BLOOMINGTON, Ill. – Illinois Wesleyan University sophomore Li Haoda spent the first 10 years of his life in a small village in China before he moved to a nearby city of Guangzhou. Years later, when he returned to visit to the rural village, he realized his childhood friends had few educational opportunities.
“The people I went to school with [when I was very young] were just as smart as I was, but about one in five of them dropped out of school,” said Li. “The rural schools just did not have the opportunities that were available in the city.”

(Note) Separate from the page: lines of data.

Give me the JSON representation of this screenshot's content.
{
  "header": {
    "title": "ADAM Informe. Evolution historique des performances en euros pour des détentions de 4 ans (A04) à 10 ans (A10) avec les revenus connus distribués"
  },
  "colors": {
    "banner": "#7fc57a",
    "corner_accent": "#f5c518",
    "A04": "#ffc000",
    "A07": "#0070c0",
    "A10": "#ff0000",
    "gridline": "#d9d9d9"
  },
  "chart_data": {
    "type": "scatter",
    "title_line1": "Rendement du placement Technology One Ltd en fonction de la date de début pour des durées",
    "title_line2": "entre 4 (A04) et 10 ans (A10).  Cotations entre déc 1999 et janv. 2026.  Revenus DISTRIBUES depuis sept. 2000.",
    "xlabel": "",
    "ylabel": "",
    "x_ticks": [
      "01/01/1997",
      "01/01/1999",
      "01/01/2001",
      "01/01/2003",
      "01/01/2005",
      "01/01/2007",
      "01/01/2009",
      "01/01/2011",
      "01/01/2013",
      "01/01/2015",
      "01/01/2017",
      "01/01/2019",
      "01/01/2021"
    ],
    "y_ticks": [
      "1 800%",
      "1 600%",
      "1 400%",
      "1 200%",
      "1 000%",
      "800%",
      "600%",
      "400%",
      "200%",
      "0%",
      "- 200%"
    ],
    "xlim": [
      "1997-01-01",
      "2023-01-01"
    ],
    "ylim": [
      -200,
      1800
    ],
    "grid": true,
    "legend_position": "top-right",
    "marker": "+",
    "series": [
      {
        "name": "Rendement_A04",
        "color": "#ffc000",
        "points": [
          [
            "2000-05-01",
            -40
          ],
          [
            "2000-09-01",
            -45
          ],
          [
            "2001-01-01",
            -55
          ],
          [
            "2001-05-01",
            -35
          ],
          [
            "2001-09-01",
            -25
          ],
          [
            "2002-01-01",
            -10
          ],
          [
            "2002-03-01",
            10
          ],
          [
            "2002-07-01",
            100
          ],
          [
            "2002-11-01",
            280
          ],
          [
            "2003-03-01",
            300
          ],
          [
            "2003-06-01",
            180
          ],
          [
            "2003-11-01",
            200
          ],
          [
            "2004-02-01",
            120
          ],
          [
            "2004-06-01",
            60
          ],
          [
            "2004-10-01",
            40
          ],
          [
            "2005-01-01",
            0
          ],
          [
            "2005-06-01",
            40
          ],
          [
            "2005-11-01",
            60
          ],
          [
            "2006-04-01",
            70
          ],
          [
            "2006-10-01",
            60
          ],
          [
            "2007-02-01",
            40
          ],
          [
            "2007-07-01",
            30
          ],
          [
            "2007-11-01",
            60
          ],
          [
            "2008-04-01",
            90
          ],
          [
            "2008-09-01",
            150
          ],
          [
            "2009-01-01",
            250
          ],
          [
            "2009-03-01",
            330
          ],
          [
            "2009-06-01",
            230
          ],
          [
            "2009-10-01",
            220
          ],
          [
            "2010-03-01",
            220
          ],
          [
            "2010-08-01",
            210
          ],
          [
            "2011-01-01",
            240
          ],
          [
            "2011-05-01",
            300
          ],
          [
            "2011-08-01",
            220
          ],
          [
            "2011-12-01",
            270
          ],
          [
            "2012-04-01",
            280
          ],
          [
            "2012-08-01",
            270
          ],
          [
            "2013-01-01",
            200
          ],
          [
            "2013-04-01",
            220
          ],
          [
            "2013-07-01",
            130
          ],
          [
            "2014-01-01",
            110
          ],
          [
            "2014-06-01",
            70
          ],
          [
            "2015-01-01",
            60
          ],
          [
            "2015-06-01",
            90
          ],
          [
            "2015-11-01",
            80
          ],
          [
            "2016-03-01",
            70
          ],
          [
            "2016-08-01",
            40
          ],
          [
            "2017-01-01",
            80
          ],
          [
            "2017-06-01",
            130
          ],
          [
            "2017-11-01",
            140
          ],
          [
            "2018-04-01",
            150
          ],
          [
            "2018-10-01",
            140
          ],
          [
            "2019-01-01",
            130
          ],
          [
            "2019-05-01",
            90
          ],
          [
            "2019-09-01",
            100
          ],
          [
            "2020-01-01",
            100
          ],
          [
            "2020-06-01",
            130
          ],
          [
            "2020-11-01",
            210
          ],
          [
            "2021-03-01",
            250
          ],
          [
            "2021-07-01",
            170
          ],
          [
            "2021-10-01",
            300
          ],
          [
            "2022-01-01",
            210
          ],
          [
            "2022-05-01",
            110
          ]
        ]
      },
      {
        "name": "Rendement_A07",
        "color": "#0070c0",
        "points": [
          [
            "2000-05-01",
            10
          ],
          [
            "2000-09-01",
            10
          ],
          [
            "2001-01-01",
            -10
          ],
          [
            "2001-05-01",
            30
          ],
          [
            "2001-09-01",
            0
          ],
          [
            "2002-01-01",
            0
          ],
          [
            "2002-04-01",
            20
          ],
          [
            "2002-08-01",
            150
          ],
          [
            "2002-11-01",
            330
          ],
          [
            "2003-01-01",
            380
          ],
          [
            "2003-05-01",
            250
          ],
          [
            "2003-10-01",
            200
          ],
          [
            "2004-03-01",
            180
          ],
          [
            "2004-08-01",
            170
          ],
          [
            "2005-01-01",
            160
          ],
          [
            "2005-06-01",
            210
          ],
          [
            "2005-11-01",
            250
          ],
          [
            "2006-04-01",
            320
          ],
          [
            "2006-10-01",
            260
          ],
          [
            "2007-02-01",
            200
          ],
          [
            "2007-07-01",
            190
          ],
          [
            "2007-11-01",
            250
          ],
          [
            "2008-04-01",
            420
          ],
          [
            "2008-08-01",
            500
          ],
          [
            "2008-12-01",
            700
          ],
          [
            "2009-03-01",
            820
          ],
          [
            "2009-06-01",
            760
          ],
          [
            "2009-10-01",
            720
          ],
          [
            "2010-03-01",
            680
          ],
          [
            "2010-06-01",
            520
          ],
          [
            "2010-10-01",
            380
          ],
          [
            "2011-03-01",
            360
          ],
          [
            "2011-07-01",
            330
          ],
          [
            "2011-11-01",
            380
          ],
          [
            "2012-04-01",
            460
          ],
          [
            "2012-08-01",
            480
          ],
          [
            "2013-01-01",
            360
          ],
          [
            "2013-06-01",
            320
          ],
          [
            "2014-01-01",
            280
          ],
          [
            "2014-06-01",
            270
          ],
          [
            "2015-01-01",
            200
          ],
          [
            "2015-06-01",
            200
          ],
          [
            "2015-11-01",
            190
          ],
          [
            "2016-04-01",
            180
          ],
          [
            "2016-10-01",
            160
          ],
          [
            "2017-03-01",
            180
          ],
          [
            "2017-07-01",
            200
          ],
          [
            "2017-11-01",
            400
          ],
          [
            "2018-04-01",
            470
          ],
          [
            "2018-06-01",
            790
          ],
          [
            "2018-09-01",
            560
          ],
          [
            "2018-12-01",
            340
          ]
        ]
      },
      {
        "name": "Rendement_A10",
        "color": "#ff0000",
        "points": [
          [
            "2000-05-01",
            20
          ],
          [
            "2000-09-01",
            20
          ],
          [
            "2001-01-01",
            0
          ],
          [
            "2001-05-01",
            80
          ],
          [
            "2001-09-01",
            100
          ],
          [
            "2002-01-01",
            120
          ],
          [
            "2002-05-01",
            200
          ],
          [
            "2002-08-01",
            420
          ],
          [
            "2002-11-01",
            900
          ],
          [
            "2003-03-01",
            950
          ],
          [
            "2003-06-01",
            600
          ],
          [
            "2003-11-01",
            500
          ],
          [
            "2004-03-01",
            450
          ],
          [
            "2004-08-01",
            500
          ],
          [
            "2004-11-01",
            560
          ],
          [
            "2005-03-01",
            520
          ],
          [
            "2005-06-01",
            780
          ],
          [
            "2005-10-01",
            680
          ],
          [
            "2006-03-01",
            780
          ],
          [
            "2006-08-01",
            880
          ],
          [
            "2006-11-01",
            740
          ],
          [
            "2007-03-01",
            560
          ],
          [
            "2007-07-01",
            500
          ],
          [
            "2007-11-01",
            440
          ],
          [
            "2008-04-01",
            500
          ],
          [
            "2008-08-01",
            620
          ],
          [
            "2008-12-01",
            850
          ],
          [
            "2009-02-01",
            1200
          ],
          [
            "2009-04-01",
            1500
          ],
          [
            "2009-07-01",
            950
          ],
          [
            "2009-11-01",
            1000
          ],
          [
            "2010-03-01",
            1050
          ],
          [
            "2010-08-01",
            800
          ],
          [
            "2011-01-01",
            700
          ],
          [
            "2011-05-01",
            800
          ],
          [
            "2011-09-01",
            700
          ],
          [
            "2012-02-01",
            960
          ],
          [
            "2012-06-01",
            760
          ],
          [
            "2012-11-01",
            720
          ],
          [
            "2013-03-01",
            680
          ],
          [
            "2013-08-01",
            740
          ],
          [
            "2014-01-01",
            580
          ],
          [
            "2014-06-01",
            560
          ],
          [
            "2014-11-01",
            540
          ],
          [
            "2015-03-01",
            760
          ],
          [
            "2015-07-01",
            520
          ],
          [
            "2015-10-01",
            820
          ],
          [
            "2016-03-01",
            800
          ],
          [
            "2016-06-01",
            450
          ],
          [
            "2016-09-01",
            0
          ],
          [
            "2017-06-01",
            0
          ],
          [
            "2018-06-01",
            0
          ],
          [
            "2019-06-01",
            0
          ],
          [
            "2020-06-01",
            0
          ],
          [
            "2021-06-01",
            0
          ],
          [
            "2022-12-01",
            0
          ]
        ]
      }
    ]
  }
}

The disparity of educational opportunities spurred Li to join the Peer Experience Exchange Rostrum (PEER), a not-for-profit organization geared toward bringing educational equality to China. The group recruits Chinese students studying abroad to volunteer at summer tutoring camps for students in rural, impoverished areas of China.
“We dedicated ourselves to a seemingly impossible mission: to provide resources for disadvantaged children in China, supporting their continued education to change their lives,” said Li, who joined PEER in 2008 when the organization only had 10 volunteers. “We faced obstacles in our work, such as enduring an eight-hour bus ride to a remote rural school, and coordinating multi-national volunteers in nine-hour online meetings, but with each minute devoted to my work, I better prepare volunteers, thereby helping the poor students gain more from our summer camps.”
Now in is third year with the group, Li became executive director last year. “When you create opportunity, people can discover their passions,” said Li, an Illinois Wesleyan sophomore with a double major in political science and economics. “That works both for those getting help, and the volunteers providing it. People can have a passion, but no opportunity. This is an opportunity.”